[I believe this has a factual answer, so even though anything involving Bush tends to devolve into a debate, I’m posting this question here.]
While arguing with a Bush supporter, he eventually said “well, even if Saddam had no WMDs and no immediate threat, he still was a horrible dictator that needed to be dealt with.”
I agreed of course that he was a horrible person, but that didn’t give us the right to invade his country and dispose of him. And even if that were a legitimate justification, Saddam was not at the top of “the list” of evil dictators.
This is where I got challenged, and I was caught without the facts. I’ve searched the net but have been unable to find anything definitive. There are lots of press releases in that time frame that talk about numerous countries, but nothing I found put them in any perceived order. I’ve searched the Human Rights Watch and Amnesty International web sites but couldn’t find anything there either.
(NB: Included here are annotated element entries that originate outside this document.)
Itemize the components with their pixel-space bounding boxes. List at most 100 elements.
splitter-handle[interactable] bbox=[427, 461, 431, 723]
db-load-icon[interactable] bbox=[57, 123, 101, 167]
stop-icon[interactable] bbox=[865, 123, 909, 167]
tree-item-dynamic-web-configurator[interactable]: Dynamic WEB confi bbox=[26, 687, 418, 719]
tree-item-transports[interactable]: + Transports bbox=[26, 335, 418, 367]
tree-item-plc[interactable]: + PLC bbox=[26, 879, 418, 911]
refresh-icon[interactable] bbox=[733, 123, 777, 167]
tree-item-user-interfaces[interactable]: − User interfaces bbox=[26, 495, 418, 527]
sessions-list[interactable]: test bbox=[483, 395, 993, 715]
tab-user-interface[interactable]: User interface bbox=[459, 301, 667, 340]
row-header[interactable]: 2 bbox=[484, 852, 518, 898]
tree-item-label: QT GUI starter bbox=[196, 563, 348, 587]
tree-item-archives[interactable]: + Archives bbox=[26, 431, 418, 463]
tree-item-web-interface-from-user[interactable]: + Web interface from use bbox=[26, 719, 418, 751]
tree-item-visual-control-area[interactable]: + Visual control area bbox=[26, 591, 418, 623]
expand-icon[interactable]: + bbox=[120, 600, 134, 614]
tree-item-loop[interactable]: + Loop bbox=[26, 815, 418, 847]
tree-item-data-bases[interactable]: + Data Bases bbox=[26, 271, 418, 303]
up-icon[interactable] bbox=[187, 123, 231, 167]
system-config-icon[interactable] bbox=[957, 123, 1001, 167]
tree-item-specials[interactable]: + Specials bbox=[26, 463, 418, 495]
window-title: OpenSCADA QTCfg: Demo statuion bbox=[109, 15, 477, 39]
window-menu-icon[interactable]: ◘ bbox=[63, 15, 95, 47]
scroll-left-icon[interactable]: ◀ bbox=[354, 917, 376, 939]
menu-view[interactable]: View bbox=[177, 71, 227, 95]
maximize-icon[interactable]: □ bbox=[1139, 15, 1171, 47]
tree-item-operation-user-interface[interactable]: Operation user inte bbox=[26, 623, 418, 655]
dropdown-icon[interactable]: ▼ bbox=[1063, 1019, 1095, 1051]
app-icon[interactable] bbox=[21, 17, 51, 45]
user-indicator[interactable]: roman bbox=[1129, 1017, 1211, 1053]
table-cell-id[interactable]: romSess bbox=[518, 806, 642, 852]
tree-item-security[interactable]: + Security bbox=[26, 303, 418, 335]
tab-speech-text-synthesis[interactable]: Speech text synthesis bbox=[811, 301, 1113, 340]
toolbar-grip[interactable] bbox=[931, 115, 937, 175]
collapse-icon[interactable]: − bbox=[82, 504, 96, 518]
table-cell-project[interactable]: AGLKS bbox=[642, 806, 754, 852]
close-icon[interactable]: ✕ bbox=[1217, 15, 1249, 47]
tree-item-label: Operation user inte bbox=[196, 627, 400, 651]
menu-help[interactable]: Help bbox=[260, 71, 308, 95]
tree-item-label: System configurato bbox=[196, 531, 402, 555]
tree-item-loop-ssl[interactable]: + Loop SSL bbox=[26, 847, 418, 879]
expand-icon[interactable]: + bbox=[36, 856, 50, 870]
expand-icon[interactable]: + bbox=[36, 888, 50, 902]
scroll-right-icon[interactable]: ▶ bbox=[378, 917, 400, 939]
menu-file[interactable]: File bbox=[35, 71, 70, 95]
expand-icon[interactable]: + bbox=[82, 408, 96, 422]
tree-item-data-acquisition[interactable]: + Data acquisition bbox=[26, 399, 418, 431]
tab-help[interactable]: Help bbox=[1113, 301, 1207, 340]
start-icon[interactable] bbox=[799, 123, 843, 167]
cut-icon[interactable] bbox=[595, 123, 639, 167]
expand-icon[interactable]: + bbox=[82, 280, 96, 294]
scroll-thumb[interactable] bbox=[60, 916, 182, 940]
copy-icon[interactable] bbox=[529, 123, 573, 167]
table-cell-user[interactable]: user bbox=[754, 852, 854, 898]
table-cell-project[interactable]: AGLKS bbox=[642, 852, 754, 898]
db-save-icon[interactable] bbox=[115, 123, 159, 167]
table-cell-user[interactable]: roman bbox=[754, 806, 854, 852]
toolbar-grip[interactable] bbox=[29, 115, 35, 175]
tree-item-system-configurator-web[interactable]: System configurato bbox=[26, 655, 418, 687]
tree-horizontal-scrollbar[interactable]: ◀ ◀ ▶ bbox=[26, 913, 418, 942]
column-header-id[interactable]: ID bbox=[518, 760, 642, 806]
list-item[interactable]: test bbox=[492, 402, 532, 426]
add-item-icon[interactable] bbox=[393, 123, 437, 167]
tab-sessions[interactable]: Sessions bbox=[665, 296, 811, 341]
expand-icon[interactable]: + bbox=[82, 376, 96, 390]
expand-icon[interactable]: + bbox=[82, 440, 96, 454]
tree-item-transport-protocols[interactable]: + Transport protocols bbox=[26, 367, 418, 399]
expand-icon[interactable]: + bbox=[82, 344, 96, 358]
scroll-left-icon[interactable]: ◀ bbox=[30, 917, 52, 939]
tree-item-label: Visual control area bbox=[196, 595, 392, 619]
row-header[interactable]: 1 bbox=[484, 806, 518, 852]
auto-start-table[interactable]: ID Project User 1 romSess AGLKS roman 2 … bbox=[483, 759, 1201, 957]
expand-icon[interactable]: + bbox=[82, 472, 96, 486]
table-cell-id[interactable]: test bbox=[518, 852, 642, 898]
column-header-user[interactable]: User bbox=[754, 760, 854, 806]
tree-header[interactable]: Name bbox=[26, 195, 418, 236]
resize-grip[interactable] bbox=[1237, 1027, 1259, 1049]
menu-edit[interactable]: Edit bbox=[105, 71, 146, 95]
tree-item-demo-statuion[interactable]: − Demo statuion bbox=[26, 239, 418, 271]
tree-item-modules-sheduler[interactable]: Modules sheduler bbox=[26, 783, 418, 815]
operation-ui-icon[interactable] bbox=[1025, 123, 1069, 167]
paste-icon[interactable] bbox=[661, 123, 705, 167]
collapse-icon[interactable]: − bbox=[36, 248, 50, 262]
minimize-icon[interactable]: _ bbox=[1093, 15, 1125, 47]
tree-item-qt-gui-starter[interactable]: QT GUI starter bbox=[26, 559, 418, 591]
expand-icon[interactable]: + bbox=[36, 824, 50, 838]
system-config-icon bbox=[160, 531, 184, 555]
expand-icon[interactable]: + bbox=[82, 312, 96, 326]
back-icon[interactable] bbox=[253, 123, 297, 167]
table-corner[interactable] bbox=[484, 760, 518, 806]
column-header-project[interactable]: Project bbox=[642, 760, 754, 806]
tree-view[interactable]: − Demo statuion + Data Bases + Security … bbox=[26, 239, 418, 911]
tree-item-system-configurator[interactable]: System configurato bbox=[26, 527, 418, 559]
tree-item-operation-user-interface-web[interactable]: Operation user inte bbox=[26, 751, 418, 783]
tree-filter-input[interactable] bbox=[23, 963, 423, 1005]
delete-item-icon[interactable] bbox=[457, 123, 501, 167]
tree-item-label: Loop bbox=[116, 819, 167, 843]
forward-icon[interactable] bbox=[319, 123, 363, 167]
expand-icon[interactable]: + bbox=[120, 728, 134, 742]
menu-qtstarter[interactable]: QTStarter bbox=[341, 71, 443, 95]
Can anyone help me out here? What exactly was “the list”, and in early 2003 where was Saddam in the pantheon of evil overlords?
Well, there was Parade’s list in 2004, and this link gives their 2003 list. Kim Jong-Il tops both lists, and the House of Saud was above Saddam in 2003. If you Google for “worst,” “dictators,” and “list,” you’ll find plenty of discussion on the subject.
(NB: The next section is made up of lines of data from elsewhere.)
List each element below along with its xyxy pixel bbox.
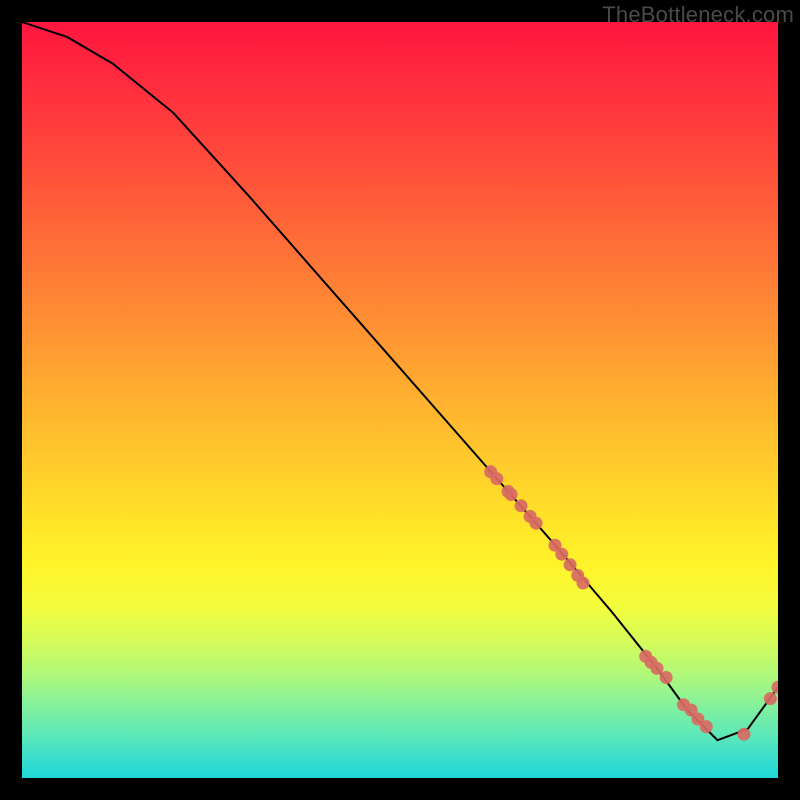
data-marker (515, 499, 528, 512)
data-marker (505, 488, 518, 501)
data-marker (700, 720, 713, 733)
data-marker (738, 728, 751, 741)
data-marker (577, 577, 590, 590)
watermark-text: TheBottleneck.com (602, 2, 794, 28)
data-marker (660, 671, 673, 684)
curve-line (22, 22, 778, 740)
data-marker (530, 517, 543, 530)
data-marker (555, 548, 568, 561)
chart-svg (22, 22, 778, 778)
data-marker (772, 681, 779, 694)
data-marker (490, 472, 503, 485)
plot-area (22, 22, 778, 778)
data-marker (764, 692, 777, 705)
data-marker (564, 558, 577, 571)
You are skating on exceptionally thin ice if you get your information on foreign policy matters from Parade Magazine.
Choosing who is the worst dictator is tremendously subjective, so there’s absolutely no point at all to claiming that Saudi Arabia is run by a greater tyrant than Iraq was. It’s a completely meaningless measure.
It doesn’t rate leaders, but shows which countries are the most repressive. It’s a respectable measure of what freedom people in various countries enjoy.
Undeniably true. But, “any port in a storm” and all that. Plus, their methodology was not simply an editorial opinion.
Your cite is interesting (thanks for the link), but they don’t seem to take into direct consideration the atrocities committed by the dictatorial governments.